Often unbeknownst to the public, law enforcement is identifying suspects based on “all manner of ‘probe photos,’ photos of unknown individuals submitted for search against a police or driver license database,” a study published on Thursday by the Georgetown Law Center on Privacy and Technology reported.
The new research comes on the heels of a landmark privacy vote on Tuesday in San Francisco, which is now the first US city to ban the use of facial recognition technology by police and government agencies. A recent groundswell of opposition has led to the passage of legislation that aims to protect marginalised communities from spy technology.
These systems “threaten to fundamentally change the nature of our public spaces,” said Clare Garvie, author of the study and senior associate at the Georgetown Law Center on Privacy and Technology.
“In the absence of rules requiring agencies to publish when, how, and why they’re using this technology, we really have no sense [of how often law enforcement is relying on it],” Garvie said.
The study provides several real-life examples of police using probe photos in facial recognition searches.
On April 28, 2017, a suspect was caught on camera allegedly stealing beer from a CVS in New York City. When the pixelated surveillance footage produced zero hits on the New York Police Department's (NYPD) facial recognition system, a detective swapped the image for one of actor Woody Harrelson, claiming the suspect resembled the movie star, in order to generate hits.
Harrelson’s photo returned a list of candidates, including a person who was identified by NYPD as the suspect and arrested for petit larceny.
The NYPD also fed an image of a New York Knicks player (whose name was redacted in police documents provided to the Georgetown Law Center on Privacy and Technology) into its facial recognition system in order to find a Brooklyn man wanted for assault.

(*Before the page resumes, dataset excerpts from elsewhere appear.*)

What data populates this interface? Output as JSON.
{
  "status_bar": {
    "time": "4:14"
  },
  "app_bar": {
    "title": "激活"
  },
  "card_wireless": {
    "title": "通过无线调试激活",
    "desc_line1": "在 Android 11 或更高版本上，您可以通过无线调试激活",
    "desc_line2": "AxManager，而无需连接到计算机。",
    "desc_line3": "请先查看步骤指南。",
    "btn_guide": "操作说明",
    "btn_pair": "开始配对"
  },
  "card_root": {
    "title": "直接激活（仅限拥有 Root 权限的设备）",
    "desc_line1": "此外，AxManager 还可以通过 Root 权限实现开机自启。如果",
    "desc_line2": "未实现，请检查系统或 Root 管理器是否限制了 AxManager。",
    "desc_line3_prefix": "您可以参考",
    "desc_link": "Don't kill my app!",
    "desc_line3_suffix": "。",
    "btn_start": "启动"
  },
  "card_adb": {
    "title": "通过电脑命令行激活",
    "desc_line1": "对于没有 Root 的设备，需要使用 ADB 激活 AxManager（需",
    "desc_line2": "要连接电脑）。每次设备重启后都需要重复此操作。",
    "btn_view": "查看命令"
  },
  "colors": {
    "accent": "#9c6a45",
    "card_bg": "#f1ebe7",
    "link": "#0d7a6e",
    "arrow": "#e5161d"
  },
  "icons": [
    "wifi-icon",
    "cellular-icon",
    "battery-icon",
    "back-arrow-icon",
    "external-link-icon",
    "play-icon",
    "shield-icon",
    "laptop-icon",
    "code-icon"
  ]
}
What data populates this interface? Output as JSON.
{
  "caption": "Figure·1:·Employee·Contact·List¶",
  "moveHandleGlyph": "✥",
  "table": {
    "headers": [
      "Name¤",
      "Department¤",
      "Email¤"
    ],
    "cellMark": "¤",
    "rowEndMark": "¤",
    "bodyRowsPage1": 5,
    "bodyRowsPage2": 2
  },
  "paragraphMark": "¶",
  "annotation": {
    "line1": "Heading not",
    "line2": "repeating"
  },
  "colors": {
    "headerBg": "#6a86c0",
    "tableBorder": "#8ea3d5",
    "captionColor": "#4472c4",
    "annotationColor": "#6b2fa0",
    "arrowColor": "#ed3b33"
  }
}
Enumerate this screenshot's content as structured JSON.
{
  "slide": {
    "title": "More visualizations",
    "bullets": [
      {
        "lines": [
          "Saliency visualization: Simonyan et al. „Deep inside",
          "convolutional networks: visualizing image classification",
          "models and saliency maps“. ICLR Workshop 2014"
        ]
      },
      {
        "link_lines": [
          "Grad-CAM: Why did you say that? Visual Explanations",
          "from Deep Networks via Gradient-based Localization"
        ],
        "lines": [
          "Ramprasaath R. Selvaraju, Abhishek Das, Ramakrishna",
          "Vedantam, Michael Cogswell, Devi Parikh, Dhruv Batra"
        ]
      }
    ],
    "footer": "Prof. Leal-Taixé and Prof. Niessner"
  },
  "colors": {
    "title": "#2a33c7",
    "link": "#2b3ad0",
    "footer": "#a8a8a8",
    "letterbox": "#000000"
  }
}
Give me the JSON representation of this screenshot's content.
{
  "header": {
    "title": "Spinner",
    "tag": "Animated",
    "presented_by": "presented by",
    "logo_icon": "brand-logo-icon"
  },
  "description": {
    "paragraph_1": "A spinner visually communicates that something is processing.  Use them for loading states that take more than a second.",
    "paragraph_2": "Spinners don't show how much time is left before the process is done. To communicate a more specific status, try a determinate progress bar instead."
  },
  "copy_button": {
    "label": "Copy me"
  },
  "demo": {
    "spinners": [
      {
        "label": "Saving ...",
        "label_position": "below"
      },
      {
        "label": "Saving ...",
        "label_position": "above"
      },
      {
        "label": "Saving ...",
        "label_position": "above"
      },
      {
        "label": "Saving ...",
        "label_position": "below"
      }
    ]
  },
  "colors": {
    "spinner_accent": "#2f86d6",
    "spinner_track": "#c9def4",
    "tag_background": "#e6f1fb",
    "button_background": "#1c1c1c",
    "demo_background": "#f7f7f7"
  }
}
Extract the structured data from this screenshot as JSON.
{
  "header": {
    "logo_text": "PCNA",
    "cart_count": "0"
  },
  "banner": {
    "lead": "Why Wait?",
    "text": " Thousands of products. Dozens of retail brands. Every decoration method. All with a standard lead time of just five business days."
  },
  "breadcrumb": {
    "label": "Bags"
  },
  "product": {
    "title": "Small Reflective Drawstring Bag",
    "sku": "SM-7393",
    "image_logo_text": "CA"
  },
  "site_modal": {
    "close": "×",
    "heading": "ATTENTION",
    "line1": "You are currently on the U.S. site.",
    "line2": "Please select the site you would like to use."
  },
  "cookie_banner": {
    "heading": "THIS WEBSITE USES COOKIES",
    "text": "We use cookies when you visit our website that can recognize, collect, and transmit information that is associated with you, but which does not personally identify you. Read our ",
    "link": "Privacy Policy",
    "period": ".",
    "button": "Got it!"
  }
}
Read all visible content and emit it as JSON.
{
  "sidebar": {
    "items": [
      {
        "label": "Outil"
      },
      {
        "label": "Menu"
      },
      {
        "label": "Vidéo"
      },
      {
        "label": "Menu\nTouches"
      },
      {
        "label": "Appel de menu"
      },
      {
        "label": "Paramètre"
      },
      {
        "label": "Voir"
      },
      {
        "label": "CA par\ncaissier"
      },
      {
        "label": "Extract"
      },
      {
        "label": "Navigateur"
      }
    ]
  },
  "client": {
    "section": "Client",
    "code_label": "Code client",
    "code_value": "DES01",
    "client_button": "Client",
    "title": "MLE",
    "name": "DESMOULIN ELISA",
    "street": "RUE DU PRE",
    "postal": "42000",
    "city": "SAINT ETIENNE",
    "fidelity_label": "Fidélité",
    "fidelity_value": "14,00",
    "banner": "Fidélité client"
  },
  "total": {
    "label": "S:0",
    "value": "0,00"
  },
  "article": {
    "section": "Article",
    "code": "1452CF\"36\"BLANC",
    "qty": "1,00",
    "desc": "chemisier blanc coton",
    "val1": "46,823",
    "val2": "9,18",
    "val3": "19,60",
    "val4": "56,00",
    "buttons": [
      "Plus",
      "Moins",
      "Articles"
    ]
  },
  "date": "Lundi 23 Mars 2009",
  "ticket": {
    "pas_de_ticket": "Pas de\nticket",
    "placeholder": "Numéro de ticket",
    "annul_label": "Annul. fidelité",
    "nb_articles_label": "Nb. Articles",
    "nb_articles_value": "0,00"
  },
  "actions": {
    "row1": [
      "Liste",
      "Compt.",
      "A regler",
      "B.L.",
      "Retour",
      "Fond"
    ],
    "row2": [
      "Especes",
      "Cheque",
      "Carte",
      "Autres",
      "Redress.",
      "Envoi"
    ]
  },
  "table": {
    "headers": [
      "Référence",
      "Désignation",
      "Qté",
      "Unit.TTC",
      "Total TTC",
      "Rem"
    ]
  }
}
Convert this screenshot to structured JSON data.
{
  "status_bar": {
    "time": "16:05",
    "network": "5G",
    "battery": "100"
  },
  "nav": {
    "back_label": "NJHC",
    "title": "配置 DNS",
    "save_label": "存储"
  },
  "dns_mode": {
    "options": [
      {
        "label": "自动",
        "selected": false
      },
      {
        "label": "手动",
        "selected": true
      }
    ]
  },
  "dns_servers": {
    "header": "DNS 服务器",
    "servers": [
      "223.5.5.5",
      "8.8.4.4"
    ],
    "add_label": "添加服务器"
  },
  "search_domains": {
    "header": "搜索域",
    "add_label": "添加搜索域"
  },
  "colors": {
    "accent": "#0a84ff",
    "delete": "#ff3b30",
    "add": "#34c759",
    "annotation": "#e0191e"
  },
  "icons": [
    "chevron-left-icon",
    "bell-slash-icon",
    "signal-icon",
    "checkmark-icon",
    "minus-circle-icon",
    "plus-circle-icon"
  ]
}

These are just two cases of police trying to brute force leads from facial recognition technology using dubious images.
NYPD records show that it made 2,878 arrests stemming from facial recognition searches in five years. Florida law enforcement agencies run roughly 8,000 of these searches per month, according to documents from the Pinellas County Sheriff’s Office.
Departments are also using poorly-drawn probe images in facial recognition searches, such as a forensic sketch that was fed into Amazon’s facial recognition software, Rekognition, by police in Washington County, Oregon.
Low-quality and filtered photos pulled from social media are also valid, police guidance documents show, according to the study.
The German facial recognition company Cognitec encourages customers to “identify individuals in crime scene photos, video stills and sketches.”
When artistic renderings don’t work, some companies market software tools that generate composite images. Vigilant Solutions—which has allowed more than 9,200 Immigration and Customs Enforcement agents to access its automated license plate reader database for tracking US residents—lets police create “a proxy image from a sketch artist or artist rendering.” The gist of this technique is to enhance suspect images so that facial recognition algorithms can better match them to people.
Some editing is commonplace, the study notes, but computer-generating an image can “often amount to fabricating completely new identity points not present in the original photo,” it adds. The digital alterations that police can make appear extensive.
According to a presentation by the NYPD’s Facial Identification Section (FIS), detectives may: replace an open mouth with a closed one; add a pair of open eyes sourced from a Google image search; clone areas of the face; and combine “two face photographs of different people whom detectives think look similar to generate a single image to be searched.”
NYPD and other agencies have also used 3D modelling software to fill in missing facial data, according to the study. This means that a photo showing 60 percent of a suspect’s face could be given a 95 percent confidence rating—a lenience not applied to evidence such as partial fingerprints.
“As far as we know, a court has never weighed in on whether facial recognition produces reliable results,” Garvie said. The reason for this is largely that law enforcement agencies and prosecutors aren’t handing over information about these searches to the defence to be challenged, she said.
“Given the degree to which law enforcement relies on the results of facial recognition searches to make arrests, this in my opinion is a violation of due process,” Garvie added.
Several police departments in the US, including those in New York and Los Angeles, have committed to purchasing real-time facial recognition technology, and experts are especially concerned about its potential use if applied to body cameras.
“Facial surveillance makes mistakes,” Garvie said. “On body cameras that may lead to an officer drawing their weapon and using deadly force under the mistaken belief that a person is a suspect or threat to public safety because an algorithm told them it was a match. That’s too risky of an application to ever consider.”